January 5 – Happy Birthday, King Camp Gillette!


Posted on January 5, 2017


"Gillette" may be a familiar name to you because of the invention of today's famous birthday...

Because King Camp Gillette (born on this date in 1855) invented a disposable safety razor.

("King Camp" may be familiar words to you -- but isn't it surprising to have them as first and middle names?)

I don't know if you noticed that I said that Gillette invented "a" disposable safety razor -- not THE disposable safety razor. That's because there were several models being manufactured and sold before Gillette brought his out...

But it was Gillette's razor that became a huge success!

I read that many people credit Gillette with "freebie marketing" -- selling a product at a very inexpensive price (or giving it away for free) in order to make money selling another product or service. Freebie marketing is what cell phone companies use when they try to get you to switch carriers -- they offer you a cheap phone, maybe even a free phone, maybe even a free iPhone, in order to be able to charge you the monthly cellular service. In Gillette's case, freebie marketing was selling the razor itself very inexpensively in order to sell lots of the blades.

"Give 'em the razor; sell 'em the blades," was a phrase credited to Gillette.

But Gillette didn't invent this marketing strategy, and he wasn't the first safety razor manufacturer to use the strategy, either. He adopted freebie marketing AFTER some of his competitors started using it.

Gillette is still a big
name in disposable
razors!
To see why this sort of marketing works, contemplate the fact that, at first most of the sales Gillette made were to people new to his product, but later he was able to sell blades to both new customers and to old customers who'd already bought his razor. In 1904 he sold around 90,000 razors and about 120,000 blades -- quite similar numbers -- but by 1915 he sold around 450,000 razors and more than 70 MILLION blades!!


Gillette the rich...

Gillette made a lot of money with his company, and even after he sold majority interest in the company to someone else, his name and his face on the packaging still linked him to Gillette razors. When he traveled around the world, he was generally recognized from the packaging!
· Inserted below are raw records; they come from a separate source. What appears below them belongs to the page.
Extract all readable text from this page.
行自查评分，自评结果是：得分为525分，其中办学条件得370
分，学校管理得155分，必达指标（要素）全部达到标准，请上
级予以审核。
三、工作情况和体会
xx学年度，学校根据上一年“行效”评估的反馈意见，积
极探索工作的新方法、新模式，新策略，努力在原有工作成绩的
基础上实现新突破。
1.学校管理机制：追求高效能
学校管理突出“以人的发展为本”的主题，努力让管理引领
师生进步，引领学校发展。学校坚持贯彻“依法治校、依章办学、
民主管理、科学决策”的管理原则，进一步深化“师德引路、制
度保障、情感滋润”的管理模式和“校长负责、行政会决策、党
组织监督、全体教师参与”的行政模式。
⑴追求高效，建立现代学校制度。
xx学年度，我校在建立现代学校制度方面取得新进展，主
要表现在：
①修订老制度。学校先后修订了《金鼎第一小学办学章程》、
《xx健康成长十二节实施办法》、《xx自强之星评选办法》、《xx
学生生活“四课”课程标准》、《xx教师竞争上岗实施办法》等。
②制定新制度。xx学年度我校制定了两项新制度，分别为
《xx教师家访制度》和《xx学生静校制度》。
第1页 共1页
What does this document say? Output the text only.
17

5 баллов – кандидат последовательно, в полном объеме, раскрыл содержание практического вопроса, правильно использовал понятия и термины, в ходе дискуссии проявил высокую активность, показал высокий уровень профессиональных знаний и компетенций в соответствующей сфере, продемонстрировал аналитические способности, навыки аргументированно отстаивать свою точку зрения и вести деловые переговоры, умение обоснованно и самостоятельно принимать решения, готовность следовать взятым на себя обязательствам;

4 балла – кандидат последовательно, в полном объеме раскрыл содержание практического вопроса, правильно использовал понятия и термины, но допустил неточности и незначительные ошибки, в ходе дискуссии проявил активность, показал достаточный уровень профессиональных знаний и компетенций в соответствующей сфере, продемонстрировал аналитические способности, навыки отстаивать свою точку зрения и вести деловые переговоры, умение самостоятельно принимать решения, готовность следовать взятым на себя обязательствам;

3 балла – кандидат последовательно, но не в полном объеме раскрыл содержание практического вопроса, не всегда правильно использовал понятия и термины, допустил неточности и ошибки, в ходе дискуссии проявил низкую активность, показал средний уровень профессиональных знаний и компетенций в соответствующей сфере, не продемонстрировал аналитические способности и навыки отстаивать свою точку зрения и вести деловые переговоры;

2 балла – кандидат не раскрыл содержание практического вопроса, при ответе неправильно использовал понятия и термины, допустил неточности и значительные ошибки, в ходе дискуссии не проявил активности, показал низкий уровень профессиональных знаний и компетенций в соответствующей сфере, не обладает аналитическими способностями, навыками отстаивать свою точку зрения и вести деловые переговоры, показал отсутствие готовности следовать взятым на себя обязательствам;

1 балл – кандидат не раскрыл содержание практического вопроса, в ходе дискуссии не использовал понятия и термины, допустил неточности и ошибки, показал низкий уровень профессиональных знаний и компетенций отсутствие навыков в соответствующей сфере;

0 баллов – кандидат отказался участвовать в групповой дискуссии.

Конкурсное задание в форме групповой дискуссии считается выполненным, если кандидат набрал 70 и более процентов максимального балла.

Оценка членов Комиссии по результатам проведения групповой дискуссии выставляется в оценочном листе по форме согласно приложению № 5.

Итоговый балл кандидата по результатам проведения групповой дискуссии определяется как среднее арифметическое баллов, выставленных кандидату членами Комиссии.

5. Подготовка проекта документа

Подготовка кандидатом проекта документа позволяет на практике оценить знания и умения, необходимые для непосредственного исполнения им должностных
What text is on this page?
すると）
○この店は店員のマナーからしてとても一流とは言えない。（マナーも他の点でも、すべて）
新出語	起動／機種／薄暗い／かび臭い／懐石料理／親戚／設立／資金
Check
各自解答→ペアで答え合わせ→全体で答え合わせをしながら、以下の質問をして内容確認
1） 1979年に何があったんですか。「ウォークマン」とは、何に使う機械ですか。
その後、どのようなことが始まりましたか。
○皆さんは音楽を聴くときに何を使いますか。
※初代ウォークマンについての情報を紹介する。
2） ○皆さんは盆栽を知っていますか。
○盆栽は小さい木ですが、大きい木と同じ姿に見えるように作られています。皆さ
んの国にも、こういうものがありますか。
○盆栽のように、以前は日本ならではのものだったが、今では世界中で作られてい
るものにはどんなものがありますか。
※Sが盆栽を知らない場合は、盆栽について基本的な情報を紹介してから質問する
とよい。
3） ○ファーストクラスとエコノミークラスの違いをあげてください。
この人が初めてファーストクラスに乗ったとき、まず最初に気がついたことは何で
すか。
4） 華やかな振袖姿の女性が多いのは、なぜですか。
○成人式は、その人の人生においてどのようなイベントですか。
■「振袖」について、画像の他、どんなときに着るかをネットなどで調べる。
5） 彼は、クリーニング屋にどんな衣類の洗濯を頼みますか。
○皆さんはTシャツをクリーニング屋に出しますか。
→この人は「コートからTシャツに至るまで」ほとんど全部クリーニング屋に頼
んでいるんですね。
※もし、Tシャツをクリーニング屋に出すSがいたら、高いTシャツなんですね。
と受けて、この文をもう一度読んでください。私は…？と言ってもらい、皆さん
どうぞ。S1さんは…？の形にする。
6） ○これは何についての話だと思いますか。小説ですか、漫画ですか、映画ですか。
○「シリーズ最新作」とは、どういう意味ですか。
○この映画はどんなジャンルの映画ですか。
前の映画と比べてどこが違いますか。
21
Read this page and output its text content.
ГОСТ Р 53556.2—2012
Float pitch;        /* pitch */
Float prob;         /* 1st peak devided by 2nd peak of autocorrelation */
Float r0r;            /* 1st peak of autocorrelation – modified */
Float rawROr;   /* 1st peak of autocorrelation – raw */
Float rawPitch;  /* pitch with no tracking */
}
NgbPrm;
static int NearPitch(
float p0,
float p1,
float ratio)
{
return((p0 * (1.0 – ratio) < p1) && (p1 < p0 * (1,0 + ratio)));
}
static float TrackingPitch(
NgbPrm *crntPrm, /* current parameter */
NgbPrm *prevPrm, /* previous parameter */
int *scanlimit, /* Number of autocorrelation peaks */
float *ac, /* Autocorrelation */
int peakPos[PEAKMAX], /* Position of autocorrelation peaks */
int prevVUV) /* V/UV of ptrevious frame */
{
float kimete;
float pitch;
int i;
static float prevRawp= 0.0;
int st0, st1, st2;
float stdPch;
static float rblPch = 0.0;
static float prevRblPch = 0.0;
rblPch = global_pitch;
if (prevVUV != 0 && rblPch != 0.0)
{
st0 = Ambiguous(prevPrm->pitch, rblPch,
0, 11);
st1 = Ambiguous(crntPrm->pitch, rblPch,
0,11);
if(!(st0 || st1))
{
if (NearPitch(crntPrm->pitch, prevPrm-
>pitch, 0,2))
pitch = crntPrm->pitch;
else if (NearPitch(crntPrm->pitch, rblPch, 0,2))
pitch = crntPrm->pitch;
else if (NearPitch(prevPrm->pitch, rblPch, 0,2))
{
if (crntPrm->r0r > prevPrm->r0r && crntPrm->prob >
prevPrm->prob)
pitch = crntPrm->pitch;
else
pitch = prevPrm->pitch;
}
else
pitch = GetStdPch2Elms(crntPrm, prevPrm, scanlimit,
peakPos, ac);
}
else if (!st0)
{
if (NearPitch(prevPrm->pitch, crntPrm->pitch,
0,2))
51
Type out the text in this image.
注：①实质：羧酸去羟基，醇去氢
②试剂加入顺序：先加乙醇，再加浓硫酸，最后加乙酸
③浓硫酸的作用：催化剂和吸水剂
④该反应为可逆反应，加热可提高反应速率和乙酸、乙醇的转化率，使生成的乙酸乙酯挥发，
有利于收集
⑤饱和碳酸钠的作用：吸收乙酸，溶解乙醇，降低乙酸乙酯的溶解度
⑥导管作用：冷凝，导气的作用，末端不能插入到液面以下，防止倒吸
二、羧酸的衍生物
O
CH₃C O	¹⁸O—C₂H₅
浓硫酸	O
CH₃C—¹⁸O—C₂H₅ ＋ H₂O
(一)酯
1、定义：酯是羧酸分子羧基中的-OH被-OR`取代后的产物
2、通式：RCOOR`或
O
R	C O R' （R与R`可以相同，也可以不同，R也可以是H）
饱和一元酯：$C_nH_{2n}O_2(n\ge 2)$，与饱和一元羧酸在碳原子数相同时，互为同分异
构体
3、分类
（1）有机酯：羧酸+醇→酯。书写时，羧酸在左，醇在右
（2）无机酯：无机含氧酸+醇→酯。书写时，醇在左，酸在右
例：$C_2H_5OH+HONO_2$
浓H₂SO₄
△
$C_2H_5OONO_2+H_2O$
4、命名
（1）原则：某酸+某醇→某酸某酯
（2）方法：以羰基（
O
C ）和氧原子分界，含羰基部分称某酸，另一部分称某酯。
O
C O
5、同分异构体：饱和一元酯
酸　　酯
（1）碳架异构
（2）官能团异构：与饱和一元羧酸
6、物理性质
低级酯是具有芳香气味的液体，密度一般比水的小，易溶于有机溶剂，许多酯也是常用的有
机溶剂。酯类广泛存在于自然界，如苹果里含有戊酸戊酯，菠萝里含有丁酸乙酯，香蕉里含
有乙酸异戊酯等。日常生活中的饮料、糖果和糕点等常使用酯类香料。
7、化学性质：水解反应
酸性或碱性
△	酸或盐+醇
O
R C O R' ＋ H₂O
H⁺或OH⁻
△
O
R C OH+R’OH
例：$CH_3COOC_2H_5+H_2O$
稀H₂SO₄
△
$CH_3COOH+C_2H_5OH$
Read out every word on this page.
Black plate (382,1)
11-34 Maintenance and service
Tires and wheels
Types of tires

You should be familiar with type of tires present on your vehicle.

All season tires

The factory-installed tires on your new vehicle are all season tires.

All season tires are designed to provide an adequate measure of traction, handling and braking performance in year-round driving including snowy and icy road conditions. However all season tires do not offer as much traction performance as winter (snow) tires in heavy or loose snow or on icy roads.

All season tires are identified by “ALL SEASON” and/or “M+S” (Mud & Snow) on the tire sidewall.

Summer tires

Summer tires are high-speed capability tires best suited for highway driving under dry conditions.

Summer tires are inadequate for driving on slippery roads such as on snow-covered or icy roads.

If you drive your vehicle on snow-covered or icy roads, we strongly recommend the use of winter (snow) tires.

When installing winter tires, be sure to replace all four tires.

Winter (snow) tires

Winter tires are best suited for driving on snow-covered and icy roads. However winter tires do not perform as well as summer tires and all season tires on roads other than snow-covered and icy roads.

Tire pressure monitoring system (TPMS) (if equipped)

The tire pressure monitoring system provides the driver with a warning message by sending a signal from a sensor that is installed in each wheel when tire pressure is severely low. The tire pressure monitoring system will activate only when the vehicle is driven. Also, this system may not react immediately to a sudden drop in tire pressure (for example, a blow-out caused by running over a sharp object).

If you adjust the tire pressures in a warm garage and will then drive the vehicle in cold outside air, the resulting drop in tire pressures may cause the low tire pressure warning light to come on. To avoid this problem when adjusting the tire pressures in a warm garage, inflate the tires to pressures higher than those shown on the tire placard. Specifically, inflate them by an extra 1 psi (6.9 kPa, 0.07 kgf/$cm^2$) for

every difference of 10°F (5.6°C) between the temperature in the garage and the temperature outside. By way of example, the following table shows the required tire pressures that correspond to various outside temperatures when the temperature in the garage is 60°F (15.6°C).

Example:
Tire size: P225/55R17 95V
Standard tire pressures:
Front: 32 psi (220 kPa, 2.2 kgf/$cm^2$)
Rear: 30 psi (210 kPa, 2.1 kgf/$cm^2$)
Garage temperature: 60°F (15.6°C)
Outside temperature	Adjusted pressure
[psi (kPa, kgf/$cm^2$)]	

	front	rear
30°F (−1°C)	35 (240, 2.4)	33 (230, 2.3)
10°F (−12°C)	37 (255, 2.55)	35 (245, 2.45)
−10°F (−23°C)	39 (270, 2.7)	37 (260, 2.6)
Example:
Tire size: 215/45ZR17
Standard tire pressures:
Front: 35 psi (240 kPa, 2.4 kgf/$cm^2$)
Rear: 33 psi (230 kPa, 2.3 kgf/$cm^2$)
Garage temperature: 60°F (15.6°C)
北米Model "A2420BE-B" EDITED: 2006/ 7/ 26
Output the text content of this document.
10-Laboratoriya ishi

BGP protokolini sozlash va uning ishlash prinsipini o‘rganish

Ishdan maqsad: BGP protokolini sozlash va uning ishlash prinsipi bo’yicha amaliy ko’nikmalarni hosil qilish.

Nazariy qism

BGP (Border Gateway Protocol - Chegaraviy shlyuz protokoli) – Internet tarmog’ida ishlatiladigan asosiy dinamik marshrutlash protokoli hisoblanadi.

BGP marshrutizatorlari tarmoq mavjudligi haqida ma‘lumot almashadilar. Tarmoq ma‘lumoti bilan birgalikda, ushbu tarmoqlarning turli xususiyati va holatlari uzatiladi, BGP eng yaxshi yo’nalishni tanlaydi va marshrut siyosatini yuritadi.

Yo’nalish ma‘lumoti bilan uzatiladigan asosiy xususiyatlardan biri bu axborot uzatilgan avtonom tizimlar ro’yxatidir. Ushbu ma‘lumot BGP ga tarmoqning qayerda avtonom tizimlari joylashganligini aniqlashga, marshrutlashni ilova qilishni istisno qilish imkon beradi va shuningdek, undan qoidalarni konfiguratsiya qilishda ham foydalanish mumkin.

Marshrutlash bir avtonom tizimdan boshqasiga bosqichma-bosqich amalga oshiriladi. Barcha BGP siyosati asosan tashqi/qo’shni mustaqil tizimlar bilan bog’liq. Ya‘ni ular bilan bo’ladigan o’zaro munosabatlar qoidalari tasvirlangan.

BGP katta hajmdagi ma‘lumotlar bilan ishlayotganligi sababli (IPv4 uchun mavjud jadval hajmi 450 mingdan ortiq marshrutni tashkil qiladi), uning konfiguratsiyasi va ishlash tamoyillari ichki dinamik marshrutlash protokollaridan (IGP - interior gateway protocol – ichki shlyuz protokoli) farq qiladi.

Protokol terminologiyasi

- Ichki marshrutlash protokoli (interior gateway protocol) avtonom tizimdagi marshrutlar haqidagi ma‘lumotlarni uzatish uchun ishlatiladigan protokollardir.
Gillette used a lot of his money buying property and building on it. He built a huge home and a smaller guest house in Palm Springs, California, and he later bought a large ranch in the Santa Monica Mountains, also in Southern California. 


Gillette the ragged...

Even when he was rich, Gillette would often wander about the Desert Inn, in Palm Springs, in an old, tattered bathrobe. People wondered who the poor guy was -- and were surprised when they were told that he was King Gillette!

But Gillette spent so much money on property and building, he was almost bankrupt when he died.